El rostro de las FARC
El asesinato por las Fuerzas Armadas Revolucionarias de Colombia (FARC) de 10 de sus rehenes muestra el rostro verdadero de una organización comprometida en un tiempo muy remoto con una cierta idea de la justicia social y que hoy es una banda terrorista más. Dos de las víctimas eran el gobernador del departamento de Antioquia, Guillermo Gaviria, y el ex ministro de Defensa Gilberto Echeverri, secuestrados hace poco más de un año cuando encabezaban una marcha pacífica. Ambos estaban comprometidos con la no violencia y creían en una salida negociada a uno de los conflictos más antiguos y sangrientos del planeta.
La estrategia de las FARC consiste en acorralar al Gobierno de turno mediante hechos consumados que exijan una respuesta militar.

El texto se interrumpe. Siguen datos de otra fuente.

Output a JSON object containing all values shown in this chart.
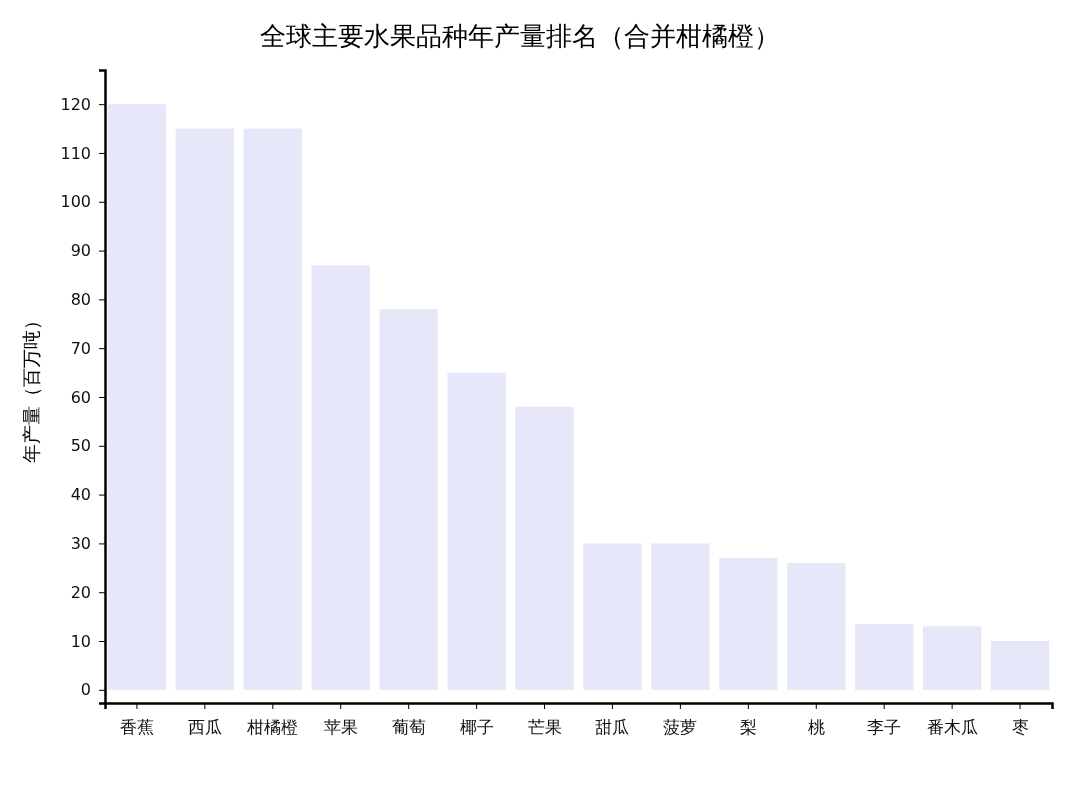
{
  "chart_data": {
    "type": "bar",
    "title": "全球主要水果品种年产量排名（合并柑橘橙）",
    "ylabel": "年产量（百万吨）",
    "categories": [
      "香蕉",
      "西瓜",
      "柑橘橙",
      "苹果",
      "葡萄",
      "椰子",
      "芒果",
      "甜瓜",
      "菠萝",
      "梨",
      "桃",
      "李子",
      "番木瓜",
      "枣"
    ],
    "values": [
      120,
      115,
      115,
      87,
      78,
      65,
      58,
      30,
      30,
      27,
      26,
      13.5,
      13,
      10
    ],
    "color": "#e6e8fa",
    "ylim": [
      -2.7,
      127
    ],
    "yticks": [
      0,
      10,
      20,
      30,
      40,
      50,
      60,
      70,
      80,
      90,
      100,
      110,
      120
    ],
    "grid": false
  }
}
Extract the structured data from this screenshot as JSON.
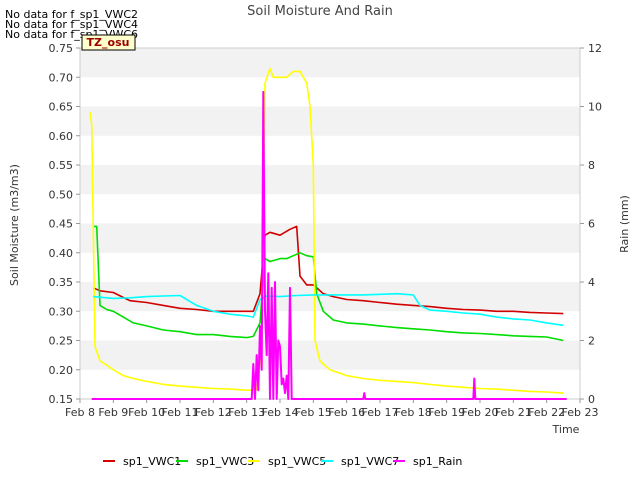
{
  "chart_data": {
    "type": "line",
    "title": "Soil Moisture And Rain",
    "xlabel": "Time",
    "ylabel": "Soil Moisture (m3/m3)",
    "y2label": "Rain (mm)",
    "no_data_messages": [
      "No data for f_sp1_VWC2",
      "No data for f_sp1_VWC4",
      "No data for f_sp1_VWC6"
    ],
    "site_badge": "TZ_osu",
    "x_ticks": [
      "Feb 8",
      "Feb 9",
      "Feb 10",
      "Feb 11",
      "Feb 12",
      "Feb 13",
      "Feb 14",
      "Feb 15",
      "Feb 16",
      "Feb 17",
      "Feb 18",
      "Feb 19",
      "Feb 20",
      "Feb 21",
      "Feb 22",
      "Feb 23"
    ],
    "xlim": [
      8,
      23
    ],
    "ylim": [
      0.15,
      0.75
    ],
    "y2lim": [
      0,
      12
    ],
    "y_ticks": [
      "0.15",
      "0.20",
      "0.25",
      "0.30",
      "0.35",
      "0.40",
      "0.45",
      "0.50",
      "0.55",
      "0.60",
      "0.65",
      "0.70",
      "0.75"
    ],
    "y2_ticks": [
      "0",
      "2",
      "4",
      "6",
      "8",
      "10",
      "12"
    ],
    "grid": "horizontal bands",
    "legend_position": "bottom",
    "series": [
      {
        "name": "sp1_VWC1",
        "color": "#d00000",
        "axis": "left",
        "x": [
          8.4,
          8.6,
          9.0,
          9.5,
          10.0,
          10.5,
          11.0,
          11.5,
          12.0,
          12.5,
          13.0,
          13.2,
          13.4,
          13.55,
          13.7,
          14.0,
          14.3,
          14.5,
          14.6,
          14.8,
          15.0,
          15.3,
          15.6,
          16.0,
          16.5,
          17.0,
          17.5,
          18.0,
          18.5,
          19.0,
          19.5,
          20.0,
          20.5,
          21.0,
          21.5,
          22.0,
          22.5
        ],
        "y": [
          0.34,
          0.335,
          0.332,
          0.318,
          0.315,
          0.31,
          0.305,
          0.303,
          0.3,
          0.3,
          0.3,
          0.3,
          0.33,
          0.43,
          0.435,
          0.43,
          0.44,
          0.445,
          0.36,
          0.345,
          0.345,
          0.33,
          0.325,
          0.32,
          0.318,
          0.315,
          0.312,
          0.31,
          0.308,
          0.305,
          0.303,
          0.302,
          0.3,
          0.3,
          0.298,
          0.297,
          0.296
        ]
      },
      {
        "name": "sp1_VWC3",
        "color": "#00dd00",
        "axis": "left",
        "x": [
          8.4,
          8.5,
          8.6,
          8.8,
          9.0,
          9.3,
          9.6,
          10.0,
          10.5,
          11.0,
          11.5,
          12.0,
          12.5,
          13.0,
          13.2,
          13.4,
          13.55,
          13.7,
          14.0,
          14.2,
          14.4,
          14.6,
          14.8,
          15.0,
          15.1,
          15.3,
          15.6,
          16.0,
          16.5,
          17.0,
          17.5,
          18.0,
          18.5,
          19.0,
          19.5,
          20.0,
          20.5,
          21.0,
          21.5,
          22.0,
          22.5
        ],
        "y": [
          0.445,
          0.445,
          0.31,
          0.303,
          0.3,
          0.29,
          0.28,
          0.275,
          0.268,
          0.265,
          0.26,
          0.26,
          0.257,
          0.255,
          0.257,
          0.28,
          0.39,
          0.385,
          0.39,
          0.39,
          0.395,
          0.4,
          0.395,
          0.393,
          0.33,
          0.3,
          0.285,
          0.28,
          0.278,
          0.275,
          0.272,
          0.27,
          0.268,
          0.265,
          0.263,
          0.262,
          0.26,
          0.258,
          0.257,
          0.256,
          0.25
        ]
      },
      {
        "name": "sp1_VWC5",
        "color": "#ffff00",
        "axis": "left",
        "x": [
          8.3,
          8.35,
          8.45,
          8.6,
          8.8,
          9.0,
          9.3,
          9.6,
          10.0,
          10.5,
          11.0,
          11.5,
          12.0,
          12.5,
          13.0,
          13.3,
          13.45,
          13.55,
          13.7,
          13.8,
          14.0,
          14.2,
          14.4,
          14.6,
          14.8,
          14.9,
          15.0,
          15.05,
          15.2,
          15.5,
          16.0,
          16.5,
          17.0,
          17.5,
          18.0,
          18.5,
          19.0,
          19.5,
          20.0,
          20.5,
          21.0,
          21.5,
          22.0,
          22.5
        ],
        "y": [
          0.64,
          0.62,
          0.24,
          0.215,
          0.208,
          0.2,
          0.19,
          0.185,
          0.18,
          0.175,
          0.172,
          0.17,
          0.168,
          0.167,
          0.165,
          0.165,
          0.24,
          0.69,
          0.715,
          0.7,
          0.7,
          0.7,
          0.71,
          0.71,
          0.69,
          0.65,
          0.55,
          0.25,
          0.215,
          0.2,
          0.19,
          0.185,
          0.182,
          0.18,
          0.178,
          0.175,
          0.172,
          0.17,
          0.168,
          0.167,
          0.165,
          0.163,
          0.162,
          0.16
        ]
      },
      {
        "name": "sp1_VWC7",
        "color": "#00ffff",
        "axis": "left",
        "x": [
          8.4,
          8.8,
          9.0,
          9.5,
          10.0,
          10.5,
          11.0,
          11.5,
          12.0,
          12.5,
          13.0,
          13.2,
          13.4,
          13.6,
          14.0,
          14.5,
          15.0,
          15.5,
          16.0,
          16.5,
          17.0,
          17.5,
          18.0,
          18.2,
          18.5,
          19.0,
          19.5,
          20.0,
          20.5,
          21.0,
          21.5,
          22.0,
          22.5
        ],
        "y": [
          0.325,
          0.323,
          0.322,
          0.323,
          0.325,
          0.326,
          0.327,
          0.31,
          0.3,
          0.295,
          0.292,
          0.29,
          0.32,
          0.326,
          0.325,
          0.327,
          0.328,
          0.328,
          0.328,
          0.328,
          0.329,
          0.33,
          0.328,
          0.31,
          0.302,
          0.3,
          0.297,
          0.295,
          0.29,
          0.287,
          0.285,
          0.28,
          0.276
        ]
      },
      {
        "name": "sp1_Rain",
        "color": "#ff00ff",
        "axis": "right",
        "x": [
          8.35,
          13.15,
          13.2,
          13.25,
          13.3,
          13.35,
          13.4,
          13.45,
          13.5,
          13.55,
          13.6,
          13.65,
          13.7,
          13.75,
          13.8,
          13.85,
          13.9,
          13.95,
          14.0,
          14.05,
          14.1,
          14.15,
          14.2,
          14.25,
          14.3,
          14.35,
          14.4,
          14.45,
          14.5,
          16.5,
          16.53,
          16.56,
          19.8,
          19.83,
          19.86,
          22.6
        ],
        "y": [
          0,
          0,
          1.2,
          0,
          1.5,
          0.3,
          2.5,
          1.0,
          10.5,
          3.0,
          1.5,
          4.3,
          0,
          3.8,
          0,
          4.0,
          0,
          2.0,
          1.8,
          0.5,
          0.7,
          0.2,
          0.8,
          0,
          3.8,
          0,
          0,
          0,
          0,
          0,
          0.2,
          0,
          0,
          0.7,
          0,
          0
        ]
      }
    ]
  }
}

Ése es su caldo de cultivo. Su macabra "justicia revolucionaria" ha llegado esta vez precisamente cuando el presidente Álvaro Uribe barajaba un intercambio humanitario de secuestrados -hay centenares- por guerrilleros presos. Los diez fusilamientos de Urrao (ocho de los asesinados eran militares) dinamitan cualquier posibilidad de entendimiento. Uribe, elegido hace un año por mayoría absoluta con un claro mandato antiterrorista, prometió ayer una caza sin cuartel contra Tirofijo y el Mono Jojoy, los jefes del mayor grupo armado de Latinoamérica.
Como otros muchos grupos que en su día abanderaron causas revolucionarias, las FARC -o el Ejército de Liberación Nacional, segunda facción guerrillera colombiana- han ido convirtiéndose en una banda de facinerosos sin otro objetivo que el de perpetuarse con las mismas herramientas (chantaje, asesinato, drogas, secuestro) que cualquier partida de pistoleros, como las ultraderechistas Autodefensas. En este tobogán hacia el envilecimiento absoluto, las FARC pretenden reclamar un espacio ético. Pero su sitio, como los hechos remachan, está en la lista de organizaciones terroristas internacionales: fueron incluidas en la de la Unión Europea, ahora se cumplirá un año, a petición de España, después de que exterminaran a 120 civiles en la aldea selvática de Boyajá. La paz es cara y Colombia la necesita desesperadamente, pero una democracia nunca consigue levantar la cabeza contemporizando con el asesinato.